A recurring theme of the campaign coverage this year has been to contrast Mitt Romney with his father George, the governor of Michigan and unsuccessful candidate for the presidency. The elder Romney certainly was much more liberal than his son. But he has also acquired a reputation for having more constancy—for being willing to take a political risk when a principle was at stake, unlike the flip-flopper he spawned.
John Bohrer demolishes that image with a long mythbusting piece at BuzzFeed. The George Romney who appears here is a self-aggrandizing opportunist who tacks with the wind, the kind of man whose views on the Vietnam War can be summed up this way:
[H]e was for it before he was against it before he was for it before he was against it again—with various ambiguities in between. Romney seemed to be frantically chasing political sentiment, seeking to bottle dissatisfaction with LBJ's handling of the war by any means necessary.
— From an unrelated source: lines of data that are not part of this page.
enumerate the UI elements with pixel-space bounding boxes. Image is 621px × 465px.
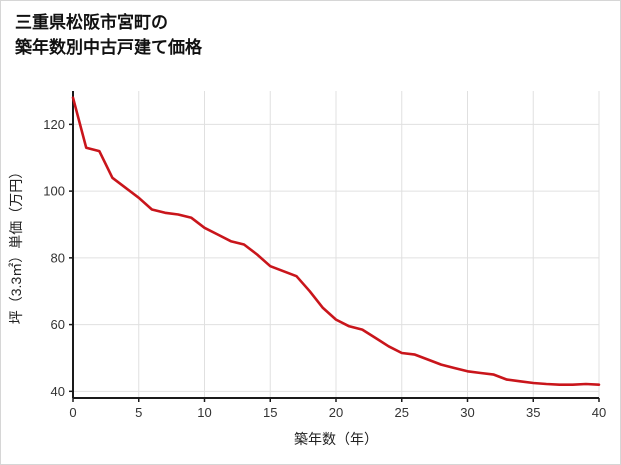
chart-title-line1: 三重県松阪市宮町の: [15, 13, 168, 32]
x-tick-label: 10: [197, 405, 211, 420]
price-line-series: [71, 96, 601, 387]
y-tick-label: 80: [51, 250, 65, 265]
x-tick-label: 40: [592, 405, 606, 420]
x-tick-label: 30: [460, 405, 474, 420]
x-tick-label: 20: [329, 405, 343, 420]
x-tick-label: 0: [69, 405, 76, 420]
chart-title: 三重県松阪市宮町の 築年数別中古戸建て価格: [15, 11, 202, 60]
y-axis-title: 坪（3.3㎡）単価（万円）: [8, 165, 24, 324]
y-tick-label: 100: [43, 184, 65, 199]
price-by-age-line-chart: 40 60 80 100 120 0 5 10 15 20 25 30 35 40 築年数（年） 坪（3.3㎡…: [8, 91, 606, 447]
y-tick-label: 120: [43, 117, 65, 132]
y-tick-label: 60: [51, 317, 65, 332]
x-tick-label: 25: [395, 405, 409, 420]
x-tick-label: 5: [135, 405, 142, 420]
y-tick-label: 40: [51, 384, 65, 399]
x-axis-title: 築年数（年）: [294, 431, 378, 447]
x-tick-label: 35: [526, 405, 540, 420]
x-tick-label: 15: [263, 405, 277, 420]
chart-title-line2: 築年数別中古戸建て価格: [15, 37, 202, 57]
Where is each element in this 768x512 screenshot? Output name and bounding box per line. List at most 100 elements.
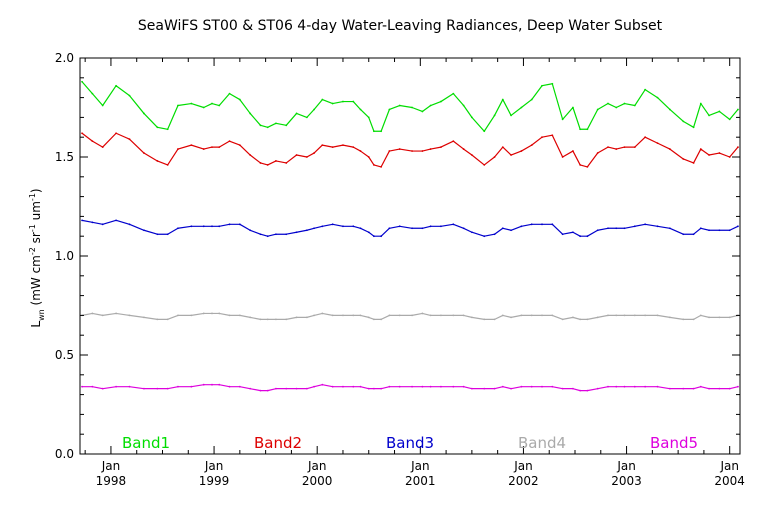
data-point-band4 (266, 318, 269, 321)
data-point-band2 (462, 148, 465, 150)
data-point-band2 (452, 140, 455, 143)
data-point-band4 (596, 316, 599, 319)
data-point-band5 (359, 385, 362, 388)
data-point-band5 (682, 387, 685, 390)
data-point-band4 (510, 316, 512, 319)
data-point-band2 (367, 156, 370, 158)
data-point-band5 (493, 387, 496, 390)
data-point-band4 (101, 314, 104, 317)
data-point-band5 (561, 387, 564, 390)
x-ticks-layer: Jan1998Jan1999Jan2000Jan2001Jan2002Jan20… (84, 58, 745, 488)
data-point-band4 (305, 316, 308, 319)
data-point-band1 (510, 114, 512, 117)
data-point-band2 (561, 156, 564, 158)
data-point-band3 (218, 225, 221, 228)
data-point-band1 (91, 92, 94, 95)
data-point-band1 (493, 114, 496, 117)
data-point-band2 (359, 150, 362, 152)
data-point-band3 (501, 227, 504, 230)
x-tick-label-year: 2003 (611, 474, 642, 488)
data-point-band2 (321, 144, 324, 147)
data-point-band3 (668, 227, 671, 230)
data-point-band4 (373, 318, 375, 321)
data-point-band1 (190, 102, 193, 105)
x-tick-label-month: Jan (719, 459, 739, 473)
y-tick-label: 0.0 (55, 447, 74, 461)
data-point-band5 (128, 385, 131, 388)
data-point-band5 (708, 387, 710, 390)
data-point-band4 (411, 314, 413, 317)
data-point-band3 (633, 225, 636, 228)
data-point-band4 (615, 314, 618, 317)
data-point-band4 (259, 318, 262, 321)
data-point-band5 (388, 385, 391, 388)
data-point-band2 (644, 136, 647, 139)
data-point-band2 (177, 148, 179, 150)
data-point-band2 (656, 142, 659, 145)
data-point-band2 (470, 154, 473, 156)
x-tick-label-year: 1999 (199, 474, 230, 488)
data-point-band5 (321, 383, 324, 386)
data-point-band1 (462, 104, 465, 107)
data-point-band2 (190, 144, 193, 147)
data-point-band4 (380, 318, 383, 321)
data-point-band5 (313, 385, 315, 388)
data-point-band2 (501, 146, 504, 149)
legend-item-band3: Band3 (386, 434, 434, 452)
data-point-band5 (452, 385, 455, 388)
data-point-band5 (373, 387, 375, 390)
data-point-band4 (156, 318, 159, 321)
data-point-band5 (579, 389, 582, 392)
data-point-band3 (682, 233, 685, 236)
data-point-band4 (708, 316, 710, 319)
data-point-band3 (295, 231, 298, 234)
x-tick-label-year: 2002 (508, 474, 539, 488)
data-point-band2 (520, 150, 523, 152)
data-point-band3 (331, 223, 334, 226)
data-point-band5 (275, 387, 277, 390)
data-point-band2 (166, 164, 169, 166)
y-axis-label-main-sub: wn (37, 309, 46, 321)
legend: Band1 Band2 Band3 Band4 Band5 (122, 434, 698, 452)
data-point-band4 (166, 318, 169, 321)
data-point-band3 (510, 229, 512, 232)
data-point-band1 (737, 108, 739, 111)
data-point-band2 (373, 164, 375, 166)
data-point-band2 (91, 140, 94, 143)
data-point-band5 (530, 385, 533, 388)
data-point-band4 (483, 318, 486, 321)
data-point-band4 (275, 318, 277, 321)
data-point-band4 (218, 312, 221, 315)
data-point-band2 (596, 152, 599, 154)
data-point-band1 (359, 108, 362, 111)
data-point-band5 (156, 387, 159, 390)
data-point-band5 (211, 383, 213, 386)
data-point-band3 (579, 235, 582, 238)
data-point-band1 (388, 108, 391, 111)
data-point-band4 (541, 314, 543, 317)
data-point-band1 (421, 110, 424, 113)
data-point-band4 (342, 314, 344, 317)
x-tick-label-month: Jan (204, 459, 224, 473)
data-point-band1 (218, 104, 221, 107)
chart-title: SeaWiFS ST00 & ST06 4-day Water-Leaving … (138, 18, 663, 34)
data-point-band3 (352, 225, 355, 228)
data-point-band4 (633, 314, 636, 317)
data-point-band3 (305, 229, 308, 232)
data-point-band3 (411, 227, 413, 230)
data-point-band2 (249, 154, 252, 156)
data-point-band4 (228, 314, 231, 317)
data-point-band2 (238, 144, 241, 147)
data-point-band3 (561, 233, 564, 236)
y-axis-label-mid1: sr (29, 232, 43, 247)
data-point-band4 (91, 312, 94, 315)
data-point-band1 (177, 104, 179, 107)
y-axis-label-main: L (29, 321, 43, 328)
data-point-band5 (342, 385, 344, 388)
data-point-band5 (520, 385, 523, 388)
data-point-band4 (249, 316, 252, 319)
data-point-band5 (166, 387, 169, 390)
data-point-band4 (331, 314, 334, 317)
data-point-band3 (249, 229, 252, 232)
data-point-band4 (586, 318, 589, 321)
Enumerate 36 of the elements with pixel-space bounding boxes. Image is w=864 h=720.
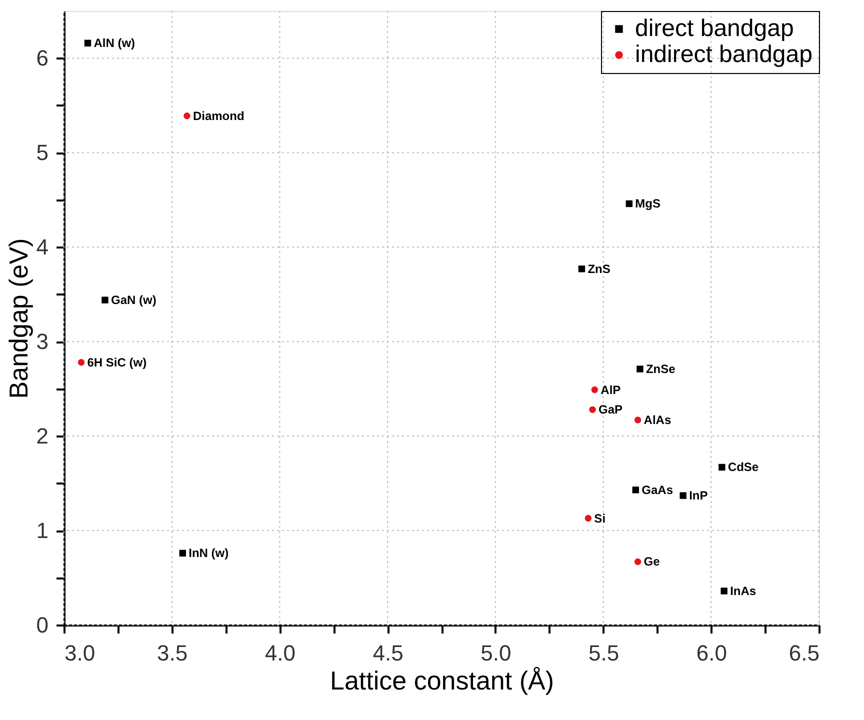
y-tick-label: 5 [36, 140, 48, 166]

Bohrer is especially good on the legend that a disgusted Romney Sr. walked out of the 1964 GOP convention. In fact, the governor
stayed until the very end, formally seconding Goldwater's eventual nomination and later standing by while an actual walkout took place. He left the convention holding open the possibility of endorsing Goldwater and then, after a unity summit in Hershey, Pennsylvania, momentarily endorsed the Arizona senator. Then he changed his mind while his top aides polled "all-white and race-conscious" Michigan communities for a "secret" white backlash vote against LBJ's civil rights advances—a backlash that might have made a Goldwater endorsement palatable at home. Finding the Republican label even more unpopular than civil rights in Michigan, Romney ultimately distanced himself from the entire party, including his own moderate Republican allies.